Eager to get rid of them, I asked SearchGPT. It searched various websites, including for the city of Fairfield, and concluded that, yes, they could be recycled. But I wasn’t satisfied because the search didn’t find a source that specifically mentioned phone books. ChatGPT said it made an assumption based on other items mentioned.
So then I asked it to answer using Deep Research. This time it returned a 570-word report that included a link that explicitly mentioned phone books. A bit of overkill, but I was delighted to have confirmation.

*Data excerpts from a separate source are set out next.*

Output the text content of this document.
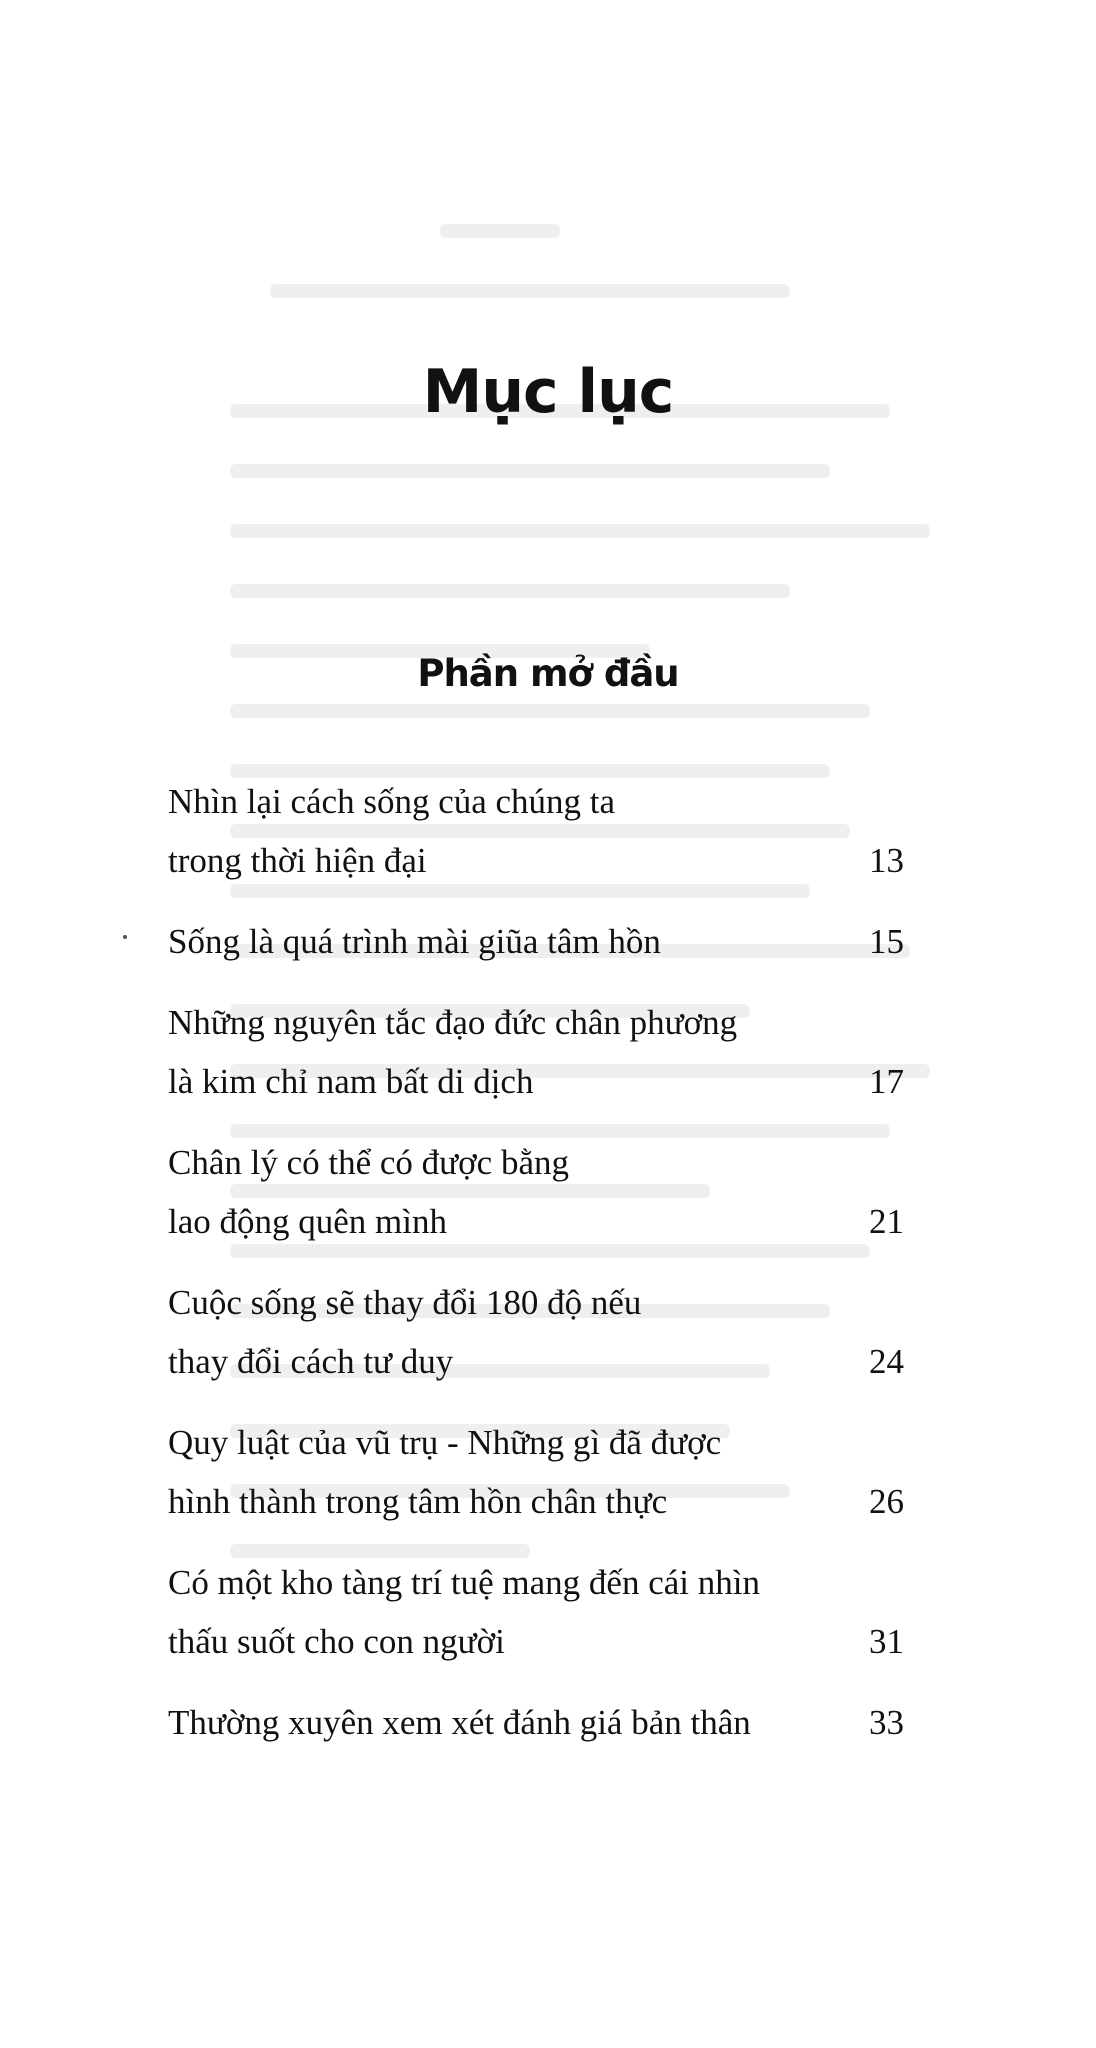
Mục lục
Phần mở đầu
Nhìn lại cách sống của chúng ta
trong thời hiện đại	13
Sống là quá trình mài giũa tâm hồn	15
Những nguyên tắc đạo đức chân phương
là kim chỉ nam bất di dịch	17
Chân lý có thể có được bằng
lao động quên mình	21
Cuộc sống sẽ thay đổi 180 độ nếu
thay đổi cách tư duy	24
Quy luật của vũ trụ - Những gì đã được
hình thành trong tâm hồn chân thực	26
Có một kho tàng trí tuệ mang đến cái nhìn
thấu suốt cho con người	31
Thường xuyên xem xét đánh giá bản thân	33
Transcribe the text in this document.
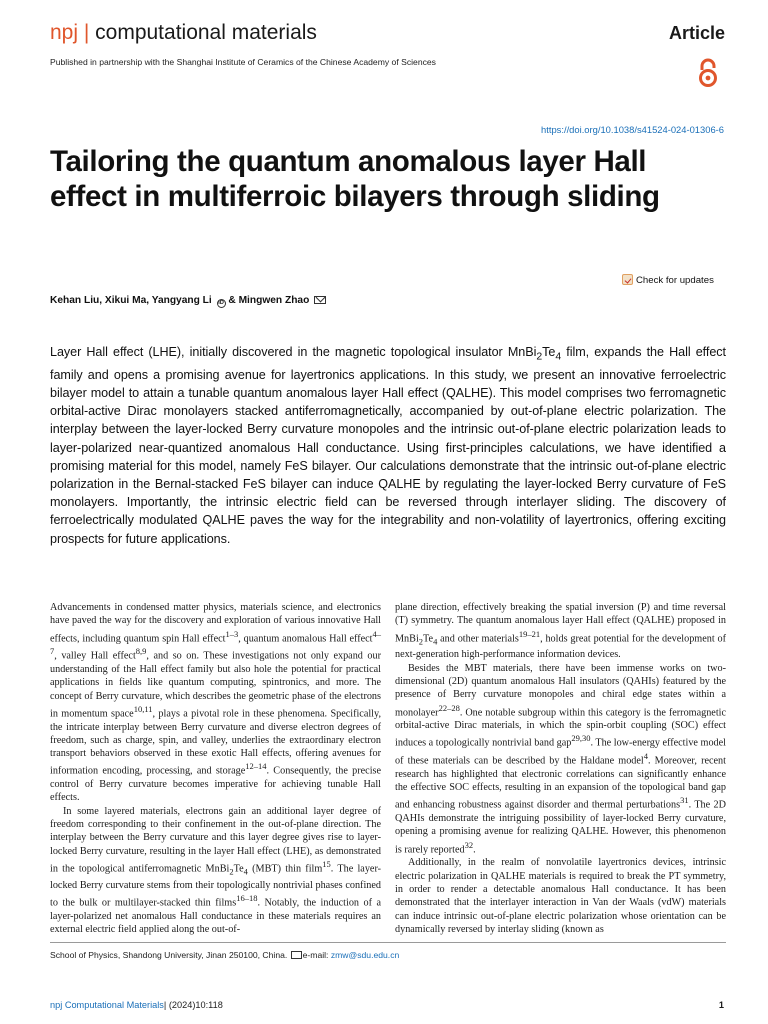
npj | computational materials	Article
Published in partnership with the Shanghai Institute of Ceramics of the Chinese Academy of Sciences
https://doi.org/10.1038/s41524-024-01306-6
Tailoring the quantum anomalous layer Hall effect in multiferroic bilayers through sliding
Check for updates
Kehan Liu, Xikui Ma, Yangyang Li iD & Mingwen Zhao
Layer Hall effect (LHE), initially discovered in the magnetic topological insulator $MnBi_2Te_4$ film, expands the Hall effect family and opens a promising avenue for layertronics applications. In this study, we present an innovative ferroelectric bilayer model to attain a tunable quantum anomalous layer Hall effect (QALHE). This model comprises two ferromagnetic orbital-active Dirac monolayers stacked antiferromagnetically, accompanied by out-of-plane electric polarization. The interplay between the layer-locked Berry curvature monopoles and the intrinsic out-of-plane electric polarization leads to layer-polarized near-quantized anomalous Hall conductance. Using first-principles calculations, we have identified a promising material for this model, namely FeS bilayer. Our calculations demonstrate that the intrinsic out-of-plane electric polarization in the Bernal-stacked FeS bilayer can induce QALHE by regulating the layer-locked Berry curvature of FeS monolayers. Importantly, the intrinsic electric field can be reversed through interlayer sliding. The discovery of ferroelectrically modulated QALHE paves the way for the integrability and non-volatility of layertronics, offering exciting prospects for future applications.

Advancements in condensed matter physics, materials science, and electronics have paved the way for the discovery and exploration of various innovative Hall effects, including quantum spin Hall effect$^{1-3}$, quantum anomalous Hall effect$^{4-7}$, valley Hall effect$^{8,9}$, and so on. These investigations not only expand our understanding of the Hall effect family but also hole the potential for practical applications in fields like quantum computing, spintronics, and more. The concept of Berry curvature, which describes the geometric phase of the electrons in momentum space$^{10,11}$, plays a pivotal role in these phenomena. Specifically, the intricate interplay between Berry curvature and diverse electron degrees of freedom, such as charge, spin, and valley, underlies the extraordinary electron transport behaviors observed in these exotic Hall effects, offering avenues for information encoding, processing, and storage$^{12-14}$. Consequently, the precise control of Berry curvature becomes imperative for achieving tunable Hall effects.

In some layered materials, electrons gain an additional layer degree of freedom corresponding to their confinement in the out-of-plane direction. The interplay between the Berry curvature and this layer degree gives rise to layer-locked Berry curvature, resulting in the layer Hall effect (LHE), as demonstrated in the topological antiferromagnetic $MnBi_2Te_4$ (MBT) thin film$^{15}$. The layer-locked Berry curvature stems from their topologically nontrivial phases confined to the bulk or multilayer-stacked thin films$^{16-18}$. Notably, the induction of a layer-polarized net anomalous Hall conductance in these materials requires an external electric field applied along the out-of-

plane direction, effectively breaking the spatial inversion (P) and time reversal (T) symmetry. The quantum anomalous layer Hall effect (QALHE) proposed in $MnBi_2Te_4$ and other materials$^{19-21}$, holds great potential for the development of next-generation high-performance information devices.

Besides the MBT materials, there have been immense works on two-dimensional (2D) quantum anomalous Hall insulators (QAHIs) featured by the presence of Berry curvature monopoles and chiral edge states within a monolayer$^{22-28}$. One notable subgroup within this category is the ferromagnetic orbital-active Dirac materials, in which the spin-orbit coupling (SOC) effect induces a topologically nontrivial band gap$^{29,30}$. The low-energy effective model of these materials can be described by the Haldane model$^4$. Moreover, recent research has highlighted that electronic correlations can significantly enhance the effective SOC effects, resulting in an expansion of the topological band gap and enhancing robustness against disorder and thermal perturbations$^{31}$. The 2D QAHIs demonstrate the intriguing possibility of layer-locked Berry curvature, opening a promising avenue for realizing QALHE. However, this phenomenon is rarely reported$^{32}$.

Additionally, in the realm of nonvolatile layertronics devices, intrinsic electric polarization in QALHE materials is required to break the PT symmetry, in order to render a detectable anomalous Hall conductance. It has been demonstrated that the interlayer interaction in Van der Waals (vdW) materials can induce intrinsic out-of-plane electric polarization whose orientation can be dynamically reversed by interlay sliding (known as

School of Physics, Shandong University, Jinan 250100, China. e-mail: zmw@sdu.edu.cn
npj Computational Materials| (2024)10:118	1
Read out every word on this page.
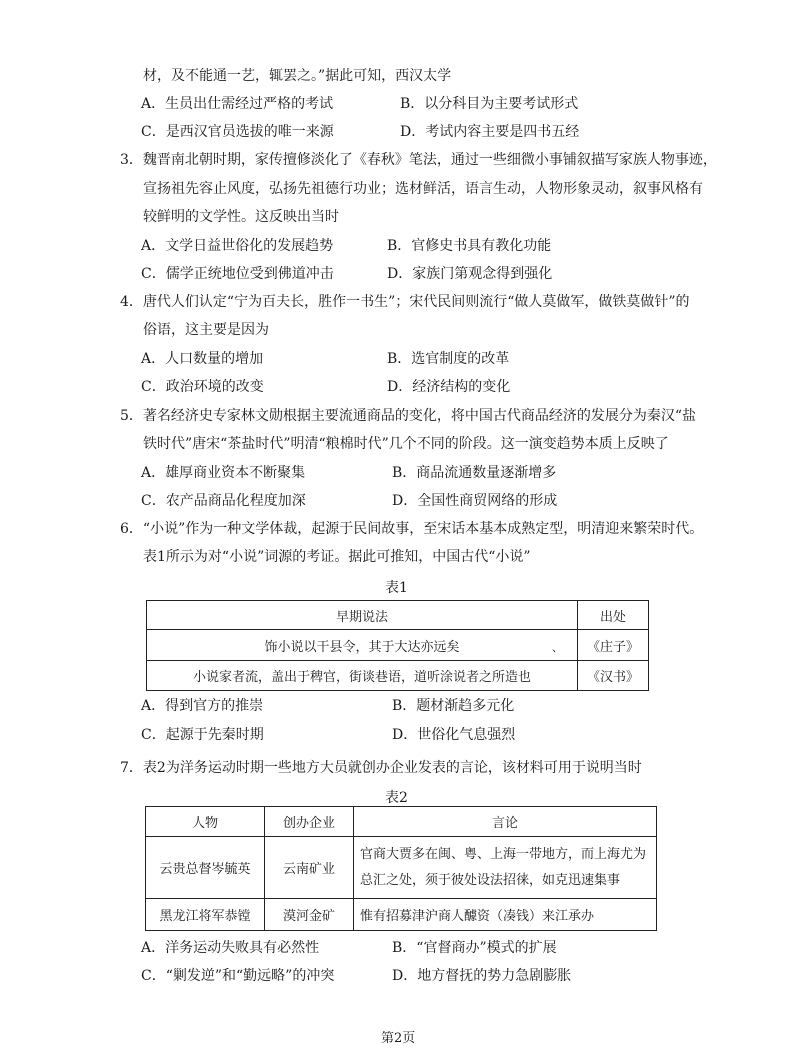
材，及不能通一艺，辄罢之。”据此可知，西汉太学
A．生员出仕需经过严格的考试	B．以分科目为主要考试形式
C．是西汉官员选拔的唯一来源	D．考试内容主要是四书五经
3．魏晋南北朝时期，家传擅修淡化了《春秋》笔法，通过一些细微小事铺叙描写家族人物事迹，
宣扬祖先容止风度，弘扬先祖德行功业；选材鲜活，语言生动，人物形象灵动，叙事风格有
较鲜明的文学性。这反映出当时
A．文学日益世俗化的发展趋势	B．官修史书具有教化功能
C．儒学正统地位受到佛道冲击	D．家族门第观念得到强化
4．唐代人们认定“宁为百夫长，胜作一书生”；宋代民间则流行“做人莫做军，做铁莫做针”的
俗语，这主要是因为
A．人口数量的增加	B．选官制度的改革
C．政治环境的改变	D．经济结构的变化
5．著名经济史专家林文勋根据主要流通商品的变化，将中国古代商品经济的发展分为秦汉“盐
铁时代”唐宋“茶盐时代”明清“粮棉时代”几个不同的阶段。这一演变趋势本质上反映了
A．雄厚商业资本不断聚集	B．商品流通数量逐渐增多
C．农产品商品化程度加深	D．全国性商贸网络的形成
6．“小说”作为一种文学体裁，起源于民间故事，至宋话本基本成熟定型，明清迎来繁荣时代。
表1所示为对“小说”词源的考证。据此可推知，中国古代“小说”
表1
早期说法	出处
饰小说以干县令，其于大达亦远矣 、	《庄子》
小说家者流，盖出于稗官，街谈巷语，道听涂说者之所造也	《汉书》
A．得到官方的推崇	B．题材渐趋多元化
C．起源于先秦时期	D．世俗化气息强烈
7．表2为洋务运动时期一些地方大员就创办企业发表的言论，该材料可用于说明当时
表2
人物	创办企业	言论
云贵总督岑毓英	云南矿业	官商大贾多在闽、粤、上海一带地方，而上海尤为
总汇之处，须于彼处设法招徕，如克迅速集事

黑龙江将军恭镗	漠河金矿	惟有招募津沪商人醵资（凑钱）来江承办
A．洋务运动失败具有必然性	B．“官督商办”模式的扩展
C．“剿发逆”和“勤远略”的冲突	D．地方督抚的势力急剧膨胀
第2页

While the Deep Research feature is available to paid subscribers of ChatGPT at $20/month, you can get the same feature for free on Perplexity (Perplexity.ai) and on Google’s Gemini (Gemini.Google .com—see the dropdown menu).
The point is, I guess, that I’m excited for you to benefit in the same way that I am: any time I have a tech issue or question, I turn to ChatGPT. The free version now includes their SearchGPT feature as well as the feature that offers chain-of-thought reasoning.
I also use it for other things. A researcher I know is about to publish a new study and wanted a press release. I uploaded the 32-page study to ChatGPT, and asked it to write the release, specifying that there be three subheads and quotes from two of the authors.
In a minute, it read the study and produced a flawless draft. So amazing. If you have a long document that you need to have summarized, this is your ticket.
And, by the way, I love my new vacuum.